No había duda de que había algo extraño en este guía. Ya sea su silencio, su persistente búsqueda o su respiración pesada y angustiante, algo en esta situación anunciaba un peligro mucho más grande que recibir una miserable multa o ser llevado a la policía por destruir el maldito cartel de bienvenida de Golden Valley. Abel sentía que el verdadero horror aún no había sido revelado, y que estaba solo a unos pocos pasos de descubrir un secreto mucho más oscuro y aterrador de lo que podría imaginar.

*Slush, Slush, Slush, Slush*…

Los sonidos del intruso moviéndose por la habitación continuaron durante un buen rato. Finalmente, Abel notó que el guía parecía haberse dado cuenta de que ya era muy tarde para seguir buscando cosas extrañas en la mansión. No encontrando nada sospechoso, el guía, aparentemente satisfecho con su búsqueda, se dirigió nuevamente hacia las escaleras. O al menos, esa era la historia que Abel se inventaba para mantener la esperanza de que su plan estuviera funcionando. El baúl estaba cerrado y solo sus oídos eran de confianza en este momento.

Sintiéndose triunfante el miedo dejó de paralizar a Abel, pero al mismo tiempo se mantenía alerta, preparando cada músculo de su cuerpo para lo peor. Era una emoción extraña, pero Abel sentía que cualquier movimiento en falso podía ser el último.

*Cruk, Cruiik, Cruiiiiinck*...

Sus instintos no le fallaron. El ruido de los escalones resonó en el sótano, cada uno como un eco de esperanza.
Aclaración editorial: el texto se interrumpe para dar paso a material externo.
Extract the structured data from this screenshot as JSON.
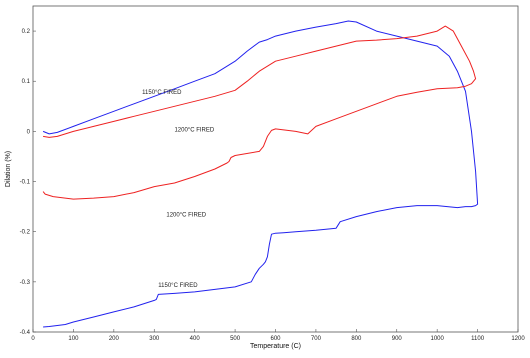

Abel escuchó con atención cada sonido, notando cómo el guía salía del sótano y cerraba la trampilla. En ese instante, una ola de alivio recorrió su cuerpo, pero aún no podía permitirse celebrar. Permaneció en el baúl, inmóvil, como una prenda de ropa más del montón que lo rodeaba, mientras el nauseabundo olor a carne podrida y humedad se volvía cada vez más insoportable. El tiempo se alargó, y cada minuto parecía una eternidad en la penumbra del sótano.

*…*…

Finalmente, cuando no escuchó ningún ruido proveniente del exterior durante unos cuantos minutos, Abel comenzó a sentir una creciente sensación de seguridad. Con extremo cuidado, abrió el baúl apenas lo suficiente para que su mano pudiera pasar y, usando su celular como linterna, comprobó que efectivamente no había nadie esperándolo con una sonrisa irónica y burlesca en el interior del sótano. Abel había escapado una vez más, pero había sido imprudente y la fortuna de los inocentes estaba por acabarse.
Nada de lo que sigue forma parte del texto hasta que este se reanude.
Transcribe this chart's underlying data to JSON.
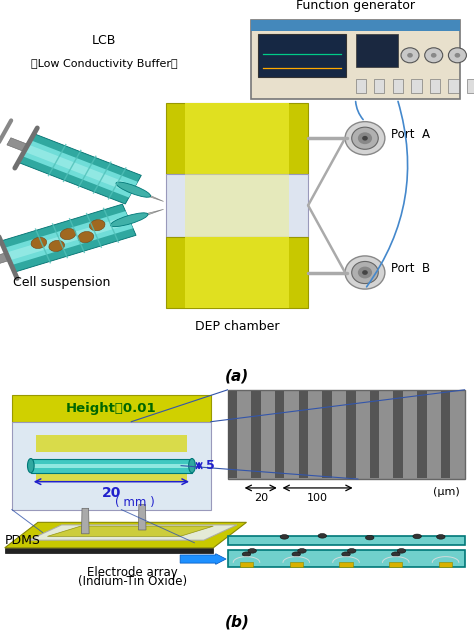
{
  "fig_width": 4.74,
  "fig_height": 6.37,
  "dpi": 100,
  "bg_color": "#ffffff",
  "panel_a_label": "(a)",
  "panel_b_label": "(b)",
  "title_fg": "Function generator",
  "label_lcb_line1": "LCB",
  "label_lcb_line2": "（Low Conductivity Buffer）",
  "label_cell": "Cell suspension",
  "label_dep": "DEP chamber",
  "label_porta": "Port  A",
  "label_portb": "Port  B",
  "label_height": "Height：0.01",
  "label_5": "5",
  "label_20": "20",
  "label_mm": "( mm )",
  "label_pdms": "PDMS",
  "label_electrode": "Electrode array",
  "label_electrode2": "(Indium-Tin Oxide)",
  "label_um": "(μm)",
  "label_20um": "20",
  "label_100um": "100",
  "yellow_dep": "#d4d400",
  "yellow_light": "#eaea60",
  "teal_body": "#50d0c8",
  "teal_dark": "#008888",
  "teal_highlight": "#80e8e0",
  "blue_wire": "#4488cc",
  "dim_blue": "#2020cc",
  "port_gray": "#b8b8b8",
  "fg_body": "#d8dce8",
  "fg_blue": "#3366aa"
}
Sintiendo un alivio indescriptible, salió del baúl y respiró hondo, tratando de despejar su mente del horror vivido. La opresiva atmósfera del sótano parecía haberse aligerado un poco, y aunque el olor persistía, el aire ahora sabía a libertad y victoria. Abel se permitió un pequeño momento de satisfacción, consciente de que había logrado burlar a su perseguidor.
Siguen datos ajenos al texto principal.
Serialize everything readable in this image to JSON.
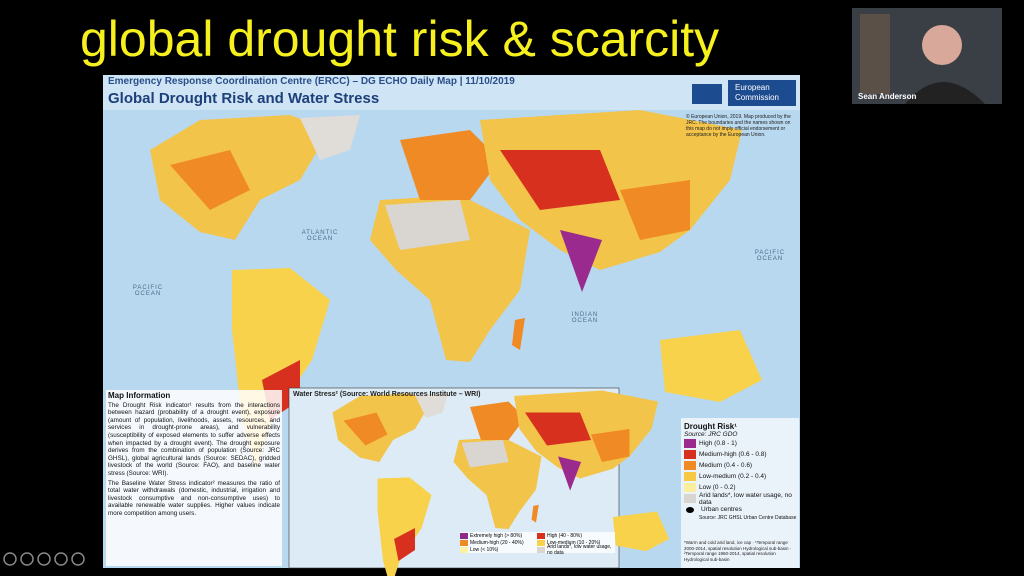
{
  "slide": {
    "title": "global drought risk & scarcity"
  },
  "webcam": {
    "name": "Sean Anderson"
  },
  "map": {
    "header": "Emergency Response Coordination Centre (ERCC) – DG ECHO Daily Map | 11/10/2019",
    "title": "Global Drought Risk and Water Stress",
    "logo": "European Commission",
    "copyright": "© European Union, 2019. Map produced by the JRC. The boundaries and the names shown on this map do not imply official endorsement or acceptance by the European Union.",
    "oceans": [
      "Atlantic Ocean",
      "Pacific Ocean",
      "Pacific Ocean",
      "Indian Ocean"
    ]
  },
  "info": {
    "heading": "Map Information",
    "paragraphs": [
      "The Drought Risk indicator¹ results from the interactions between hazard (probability of a drought event), exposure (amount of population, livelihoods, assets, resources, and services in drought-prone areas), and vulnerability (susceptibility of exposed elements to suffer adverse effects when impacted by a drought event). The drought exposure derives from the combination of population (Source: JRC GHSL), global agricultural lands (Source: SEDAC), gridded livestock of the world (Source: FAO), and baseline water stress (Source: WRI).",
      "The Baseline Water Stress indicator² measures the ratio of total water withdrawals (domestic, industrial, irrigation and livestock consumptive and non-consumptive uses) to available renewable water supplies. Higher values indicate more competition among users."
    ]
  },
  "inset": {
    "title": "Water Stress² (Source: World Resources Institute – WRI)",
    "legend": [
      {
        "label": "Extremely high (> 80%)",
        "color": "#8e2a8a"
      },
      {
        "label": "High (40 - 80%)",
        "color": "#d7301f"
      },
      {
        "label": "Medium-high (20 - 40%)",
        "color": "#f08a24"
      },
      {
        "label": "Low-medium (10 - 20%)",
        "color": "#f7d24a"
      },
      {
        "label": "Low (< 10%)",
        "color": "#fbf2a6"
      },
      {
        "label": "Arid lands*, low water usage, no data",
        "color": "#d9d6d2"
      }
    ]
  },
  "legend": {
    "title": "Drought Risk¹",
    "source": "Source: JRC GDO",
    "items": [
      {
        "label": "High (0.8 - 1)",
        "color": "#9b2a8e"
      },
      {
        "label": "Medium-high (0.6 - 0.8)",
        "color": "#d7301f"
      },
      {
        "label": "Medium (0.4 - 0.6)",
        "color": "#f08a24"
      },
      {
        "label": "Low-medium (0.2 - 0.4)",
        "color": "#f7c843"
      },
      {
        "label": "Low (0 - 0.2)",
        "color": "#fbee9c"
      },
      {
        "label": "Arid lands*, low water usage, no data",
        "color": "#d9d6d2"
      }
    ],
    "urban": "Urban centres",
    "urban_source": "Source: JRC GHSL Urban Centre Database",
    "footnote": "*Warm and cold arid land, ice cap · ¹Temporal range 2000-2014, spatial resolution Hydrological sub-basin · ²Temporal range 1960-2014, spatial resolution Hydrological sub-basin"
  }
}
Mientras se levantaba y estiraba sus entumecidos músculos, Abel no podía evitar mirar alrededor con una mezcla de precaución y desafío. El sótano, con su aire de abandono y decadencia, seguía siendo un enigma mortal: ¿Por qué este misterioso guía conociendo la existencia del sótano no se la había dicho a la policía?

Una gran pregunta…

Por desgracia, la respuesta era tan horrible que era mejor mandarla al olvido. Abel trató de no pensar más en el asunto y se limitó a felicitarse a sí mismo por haber ganado esta pequeña batalla. Con cada victoria, por pequeña que fuera, lo acercaba un paso más a escapar y sobrevivir a la pesadilla en la que se había convertido su inocente viaje a Golden Valley.